Common Problems in Growing Polka Dot Begonia (Begonia maculata)

  • Yellowing leaves
  • The leaves of Polka Dot Begonia may yellow due to two reasons. One is too little light; move the plant to a brighter spot. Polka Dot Begonia prefers shade to bright light but away from direct sunlight. Two is too little or too much water; maintain the soil moist at all times but not soggy. Never allow the soil to dry out completely. Learn more on how to water houseplant.

  • Loss of leaves
  • There are three reasons for loss of leaves in Polka Dot Begonia. One is too little light; move the plant to a brighter spot. Polka Dot Begonia prefers shade to bright light away from direct sunlight. The second reason is too much heat; the best temperature for Polka Dot Begonia is average room temperature that is a temperature that is comfortable for you is good for this plant. Third is too much water (waterlogging); ensure the soil is free-draining and the pot has a drainage hole.

  • Flower buds drop
  • The causes of flower bud drop in Polka Dot Begonia are two. One cause is dry air; raise humidity by setting the pot on a wet pebble tray but do not mist the leaves. The second cause is underwatering; maintain the soil moist at all times and never allow the soil ball to dry out completely.

  • Brown leaf tips
  • If the air humidity is too low, Polka Dot Begonia will respond with brown leaf tips. Employ these techniques to raise humidity for Polka Dot Begonia.

  • Pale, rotting leaves
  • The reason for pale, rotting leaves in Polka Dot Begonia is waterlogging of the soil. Maintain the soil moist but not soggy. Ensure the soil is free-draining and the pot has a drainage hole to prevent waterlogging.

  • White powdery spots
  • This is an indication of Powdery Mildew in Polka Dot Begonia. Isolate the affected plant, cut off diseased leaves and treat appropriately. Avoid damp conditions and low temperatures and improve air circulation.
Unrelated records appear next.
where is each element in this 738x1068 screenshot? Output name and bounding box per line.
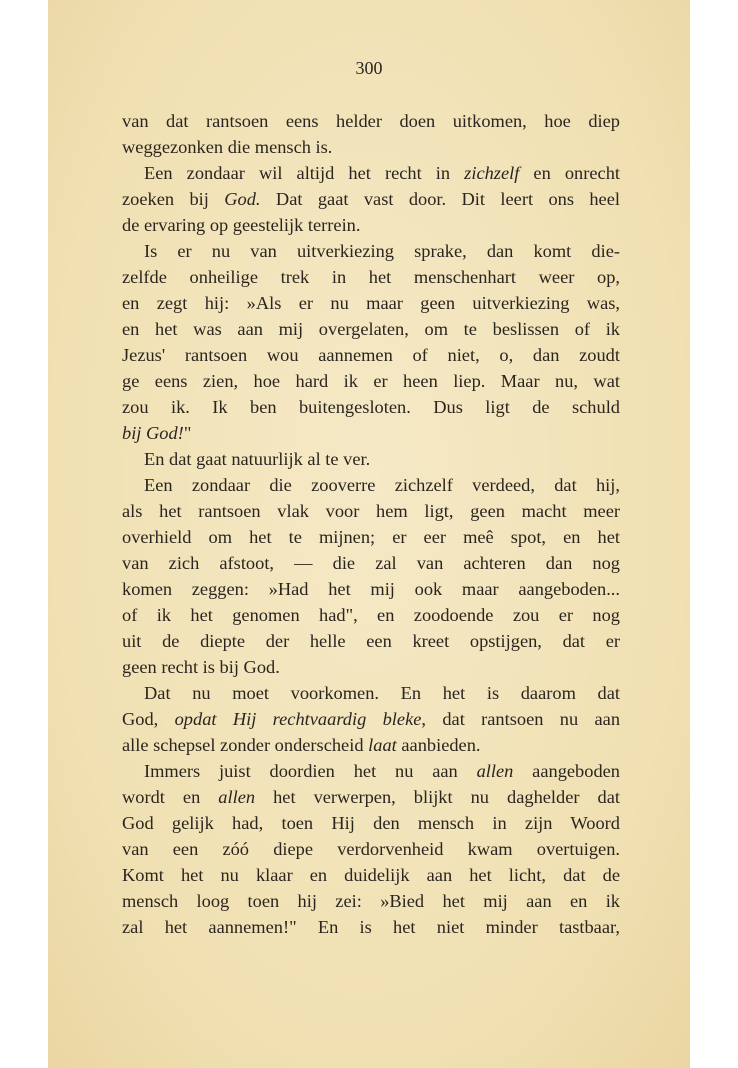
line-text: ge eens zien, hoe hard ik er heen liep. Maar nu, wat xyxy=(122,371,620,391)
line-text: uit de diepte der helle een kreet opstijgen, dat er xyxy=(122,631,620,651)
text-line xyxy=(122,758,620,784)
text-line xyxy=(122,914,620,940)
line-text: aanbieden. xyxy=(396,735,481,755)
line-text: overhield om het te mijnen; er eer meê spot, en het xyxy=(122,527,620,547)
text-line xyxy=(122,576,620,602)
line-text: Is er nu van uitverkiezing sprake, dan komt die- xyxy=(144,241,620,261)
text-line xyxy=(122,862,620,888)
line-text: Dat nu moet voorkomen. En het is daarom dat xyxy=(144,683,620,703)
line-text: mensch loog toen hij zei: »Bied het mij aan en ik xyxy=(122,891,620,911)
line-text: , dat rantsoen nu aan xyxy=(421,709,621,729)
page-number: 300 xyxy=(355,58,383,78)
italic-text: zichzelf xyxy=(464,163,520,183)
line-text: weggezonken die mensch is. xyxy=(122,137,333,157)
text-line xyxy=(122,498,620,524)
line-text: zal het aannemen!" En is het niet minder tastbaar, xyxy=(122,917,620,937)
text-line xyxy=(122,602,620,628)
line-text: alle schepsel zonder onderscheid xyxy=(122,735,369,755)
text-line xyxy=(122,238,620,264)
text-line xyxy=(122,836,620,862)
line-text: komen zeggen: »Had het mij ook maar aangeboden... xyxy=(122,579,620,599)
line-text: als het rantsoen vlak voor hem ligt, geen macht meer xyxy=(122,501,620,521)
line-text: aangeboden xyxy=(513,761,620,781)
line-text: geen recht is bij God. xyxy=(122,657,280,677)
italic-text: bij God! xyxy=(122,423,184,443)
line-text: van dat rantsoen eens helder doen uitkomen, hoe diep xyxy=(122,111,620,131)
text-line xyxy=(122,732,620,758)
text-line xyxy=(122,186,620,212)
line-text: En dat gaat natuurlijk al te ver. xyxy=(144,449,371,469)
line-text: en het was aan mij overgelaten, om te beslissen of ik xyxy=(122,319,620,339)
body-text xyxy=(122,108,620,940)
italic-text: God. xyxy=(224,189,261,209)
line-text: Jezus' rantsoen wou aannemen of niet, o, dan zoudt xyxy=(122,345,620,365)
text-line xyxy=(122,368,620,394)
line-text: of ik het genomen had", en zoodoende zou er nog xyxy=(122,605,620,625)
line-text: zou ik. Ik ben buitengesloten. Dus ligt de schuld xyxy=(122,397,620,417)
line-text: en onrecht xyxy=(519,163,621,183)
text-line xyxy=(122,108,620,134)
italic-text: allen xyxy=(476,761,514,781)
line-text: van een zóó diepe verdorvenheid kwam overtuigen. xyxy=(122,839,620,859)
line-text: Een zondaar die zooverre zichzelf verdeed, dat hij, xyxy=(144,475,620,495)
line-text: Een zondaar wil altijd het recht in xyxy=(144,163,465,183)
text-line xyxy=(122,316,620,342)
text-line xyxy=(122,342,620,368)
line-text: God gelijk had, toen Hij den mensch in zijn Woord xyxy=(122,813,620,833)
line-text: het verwerpen, blijkt nu daghelder dat xyxy=(255,787,620,807)
text-line xyxy=(122,888,620,914)
text-line xyxy=(122,394,620,420)
book-page xyxy=(48,0,690,1068)
line-text: God, xyxy=(122,709,175,729)
text-line xyxy=(122,212,620,238)
italic-text: opdat Hij rechtvaardig bleke xyxy=(174,709,422,729)
italic-text: allen xyxy=(218,787,256,807)
line-text: de ervaring op geestelijk terrein. xyxy=(122,215,361,235)
text-line xyxy=(122,472,620,498)
line-text: wordt en xyxy=(122,787,219,807)
line-text: Immers juist doordien het nu aan xyxy=(144,761,477,781)
text-line xyxy=(122,264,620,290)
text-line xyxy=(122,706,620,732)
text-line xyxy=(122,550,620,576)
line-text: zoeken bij xyxy=(122,189,225,209)
line-text: Dat gaat vast door. Dit leert ons heel xyxy=(260,189,620,209)
text-line xyxy=(122,810,620,836)
text-line xyxy=(122,680,620,706)
italic-text: laat xyxy=(368,735,397,755)
text-line xyxy=(122,290,620,316)
line-text: en zegt hij: »Als er nu maar geen uitverkiezing was, xyxy=(122,293,620,313)
text-line xyxy=(122,446,620,472)
text-line xyxy=(122,654,620,680)
text-line xyxy=(122,420,620,446)
text-line xyxy=(122,524,620,550)
line-text: van zich afstoot, — die zal van achteren dan nog xyxy=(122,553,620,573)
text-line xyxy=(122,160,620,186)
line-text: Komt het nu klaar en duidelijk aan het licht, dat de xyxy=(122,865,620,885)
text-line xyxy=(122,784,620,810)
line-text: " xyxy=(183,423,192,443)
text-line xyxy=(122,628,620,654)
text-line xyxy=(122,134,620,160)
line-text: zelfde onheilige trek in het menschenhart weer op, xyxy=(122,267,620,287)
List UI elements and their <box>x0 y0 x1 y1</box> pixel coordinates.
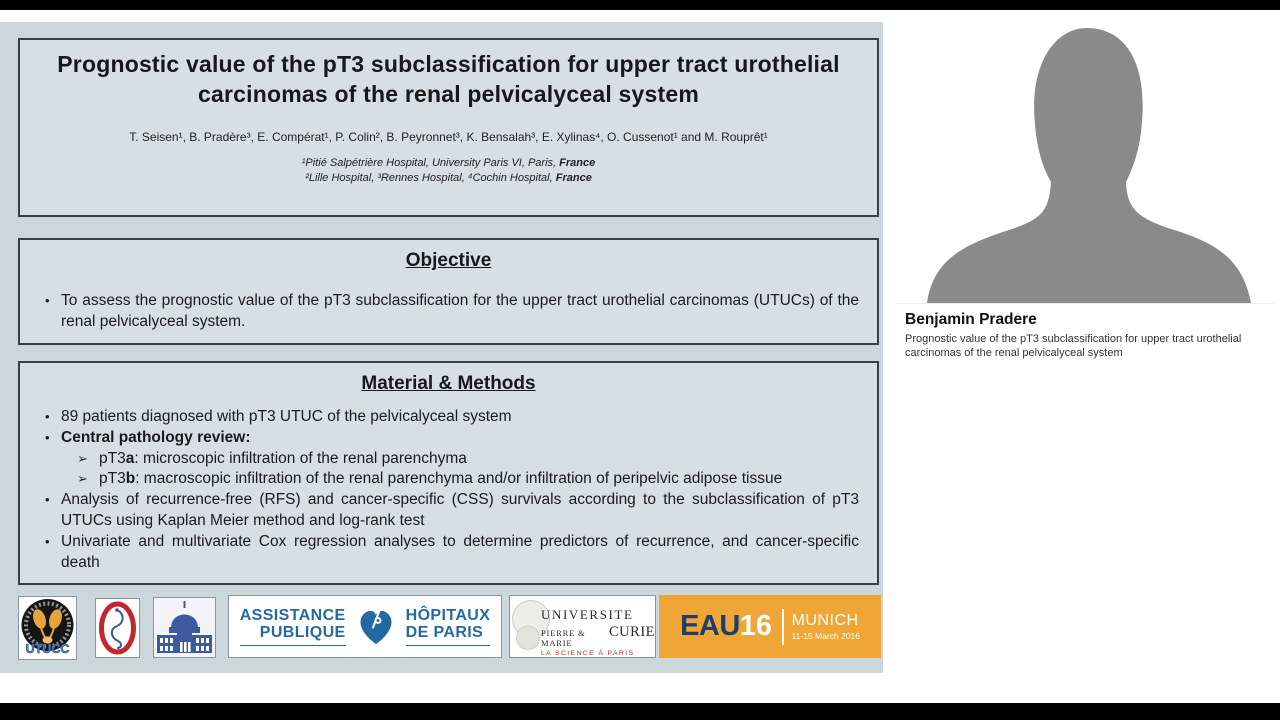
upmc-logo <box>509 595 656 658</box>
bullet-icon: • <box>45 533 50 549</box>
bullet-icon: • <box>45 429 50 445</box>
bullet-icon: • <box>45 492 50 508</box>
methods-bullet-2: • Central pathology review: <box>20 428 877 449</box>
speaker-talk-title: Prognostic value of the pT3 subclassification for upper tract urothelial carcinomas of the renal pelvicalyceal system <box>905 333 1242 359</box>
methods-bullet-3: • Analysis of recurrence-free (RFS) and cancer-specific (CSS) survivals according to the subclassification of pT3 UTUCs using Kaplan Meier method and log-rank test <box>45 491 859 529</box>
bullet-icon: • <box>45 409 50 424</box>
arrow-bullet-icon: ➢ <box>77 450 88 466</box>
eau-divider <box>782 609 784 645</box>
authors-line: T. Seisen¹, B. Pradère³, E. Compérat¹, P. Colin², B. Peyronnet³, K. Bensalah³, E. Xylinas⁴, O. Cussenot¹ and M. Rouprêt¹ <box>129 130 768 144</box>
speaker-photo <box>897 10 1274 304</box>
objective-heading: Objective <box>405 250 492 271</box>
aphp-heart-icon <box>355 605 397 649</box>
poster-slide <box>0 22 883 673</box>
upmc-text: UNIVERSITE PIERRE & MARIE CURIE LA SCIENCE À PARIS <box>541 607 655 657</box>
afu-oval-icon <box>96 599 139 657</box>
aphp-text-right: HÔPITAUX DE PARIS <box>406 607 491 646</box>
svg-text:UTUCC: UTUCC <box>25 642 70 656</box>
hospital-building-logo <box>153 597 216 658</box>
objective-bullet: • To assess the prognostic value of the pT3 subclassification for the upper tract urothelial carcinomas (UTUCs) of the renal pelvicalyceal system. <box>45 292 859 330</box>
eau16-congress-logo: EAU 16 MUNICH 11-15 March 2016 <box>659 595 881 658</box>
aphp-logo <box>228 595 502 658</box>
methods-sub-bullet-a: ➢ pT3a: microscopic infiltration of the renal parenchyma <box>20 449 877 470</box>
slide-title: Prognostic value of the pT3 subclassification for upper tract urothelial carcinomas of the renal pelvicalyceal system <box>57 51 840 107</box>
person-silhouette-icon <box>897 10 1274 303</box>
methods-panel <box>18 361 879 585</box>
upmc-circle-icon <box>516 626 540 650</box>
affiliation-line-1: ¹Pitié Salpétrière Hospital, University Paris VI, Paris, France <box>301 157 596 169</box>
letterbox-bar-bottom <box>0 703 1280 720</box>
letterbox-bar-top <box>0 0 1280 10</box>
speaker-info <box>905 311 1267 360</box>
methods-bullet-4: • Univariate and multivariate Cox regression analyses to determine predictors of recurrence, and cancer-specific death <box>45 532 859 571</box>
affiliations <box>20 156 877 186</box>
eau-city-dates: MUNICH 11-15 March 2016 <box>791 612 860 641</box>
affiliation-line-2: ²Lille Hospital, ³Rennes Hospital, ⁴Cochin Hospital, France <box>305 172 592 184</box>
methods-sub-bullet-b: ➢ pT3b: macroscopic infiltration of the renal parenchyma and/or infiltration of peripelvic adipose tissue <box>20 469 877 490</box>
dome-building-icon <box>154 598 215 657</box>
objective-panel <box>18 238 879 345</box>
utucc-logo <box>18 596 77 660</box>
afu-logo <box>95 598 140 658</box>
speaker-name: Benjamin Pradere <box>905 311 1037 328</box>
methods-heading: Material & Methods <box>361 373 536 394</box>
arrow-bullet-icon: ➢ <box>77 471 88 487</box>
title-panel <box>18 38 879 217</box>
aphp-text-left: ASSISTANCE PUBLIQUE <box>240 607 346 646</box>
methods-bullet-1: • 89 patients diagnosed with pT3 UTUC of the pelvicalyceal system <box>20 407 877 428</box>
content-stage <box>0 10 1280 703</box>
bullet-icon: • <box>45 293 50 308</box>
utucc-kidneys-icon <box>19 597 76 659</box>
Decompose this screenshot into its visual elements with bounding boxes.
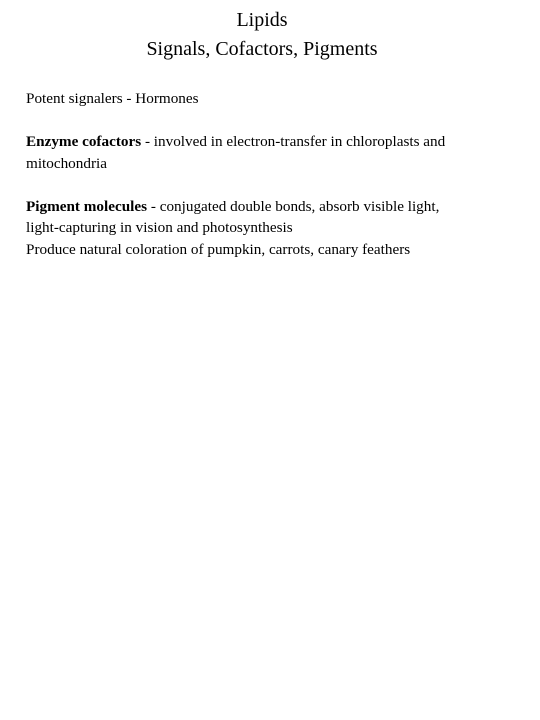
slide-body <box>26 88 531 282</box>
pigments-line-1 <box>26 196 531 218</box>
signalers-prefix: Potent <box>26 90 69 107</box>
cofactors-paragraph <box>26 131 531 174</box>
cofactors-line-2: mitochondria <box>26 154 107 172</box>
pigments-paragraph <box>26 196 531 261</box>
pigments-rest: - conjugated double bonds, absorb visible light, <box>147 197 440 215</box>
cofactors-rest: - involved in electron-transfer in chloroplasts and <box>141 133 446 150</box>
pigments-line-3: Produce natural coloration of pumpkin, carrots, canary feathers <box>26 240 411 258</box>
pigments-line-2: light-capturing in vision and photosynthesis <box>26 219 293 236</box>
signalers-line <box>26 88 531 110</box>
slide-title <box>0 6 524 64</box>
signalers-term: signalers <box>68 90 123 107</box>
cofactors-line-1 <box>26 131 531 153</box>
title-line-2: Signals, Cofactors, Pigments <box>146 38 378 60</box>
title-line-1: Lipids <box>236 9 288 31</box>
pigments-term: Pigment molecules <box>26 197 148 215</box>
signalers-rest: - Hormones <box>122 90 199 107</box>
signalers-paragraph <box>26 88 531 110</box>
cofactors-term: Enzyme cofactors <box>26 133 142 150</box>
  • Brown blotches, turning grey and moldy
  • This is an indication of Botrytis Disease in Polka Dot Begonia. Isolate the affected plant, cut off diseased parts and treat appropriately. Avoid low light and over damp conditions and improve air circulation.

  • Plant collapse
  • There are three reasons for plant collapse in Polka Dot Begonia. One is Stem Rot Disease due to waterlogging. The second reason is Nematodes (Root Knot Eelworm) which are characterized by swollen bumps on roots. The third reason is Vine Weevil which is characterized by tunnels in the rhizomes.

  • Pests
  • Common pests in Polka Dot Begonia are Aphids and Red Spider Mites.

Toxicity

All parts of Polka Dot Begonia and especially the roots are considered mildly toxic to pets. If ingested they may cause burning in the mouth and throat, vomiting, diarrhea and abdominal pains.